LYONESSE – One month since a failed, divisive, referendum on its future, the Principality of Scotia has reiterated its goal of independence from Scotland and launched a wide-ranging public consultation.
Questions regarding the micronation’s continuance began following the August 6th vote in which 49% of the population voted for autonomy within Scotland, while 48% desired preparing for full independence. A further 2% wanted full integration with Scotland. The referendum was declared a failure, as neither side reached a majority, causing the government to fall. The Sovereign Prince, Charles II, decided that Scotia would continue to work toward full sovereignty, spurred by the acquisition of an island in Scotland to support the building of a physical community.

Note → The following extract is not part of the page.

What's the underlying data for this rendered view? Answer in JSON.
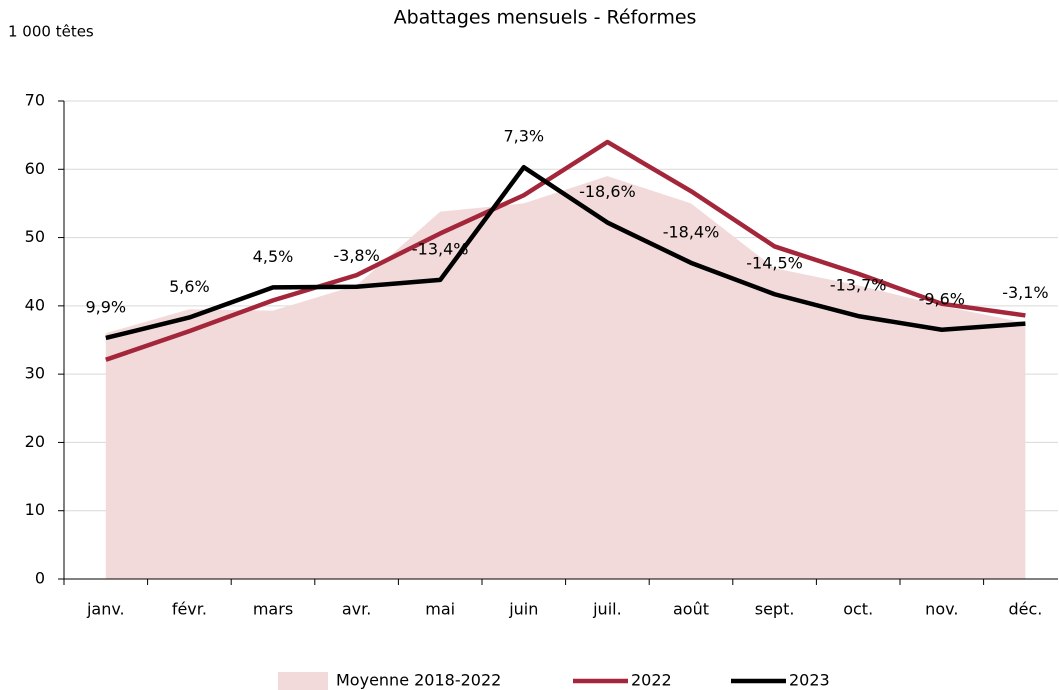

The island, according to the Prince, is the first step toward fulfilling his vision for Scotia. “As we now have an island, the next 3-4 years will be very important to us in setting our foundations, solidifying our identity and preparing ourselves to declare independence as a fully sustainable nation,” he said in prepared remarks introducing a public consultation. At 27 sq. m., the island, the location of which has not been publicly announced, is reported to have a current population of 20, a range of existing community infrastructure, as well as a variety of livestock and agricultural foodstuffs.
The survey-based public consultation is comprehensive, seeking input from all interested individuals on a broad range of topics, from matters as small as choosing a national animal to more fundamental ones, such as revenue generation and the structure of the Royal Family. The consultation also seeks input on setting Scotia’s priorities ahead of any declaration of independence.
One such priority will be the formation of a stable government in the wake of the referendum. A month later, Scotia continues to lack a Prime Minister and National Council, despite pleas on its Twitter feed for citizens to come forward. It is unclear when or if a functional government will take office.
What is clear is that the decision to continue toward full independence, contrary to the will of 51% of the voting population who favoured some form of integration with Scotland, has set a difficult path ahead for Scotia.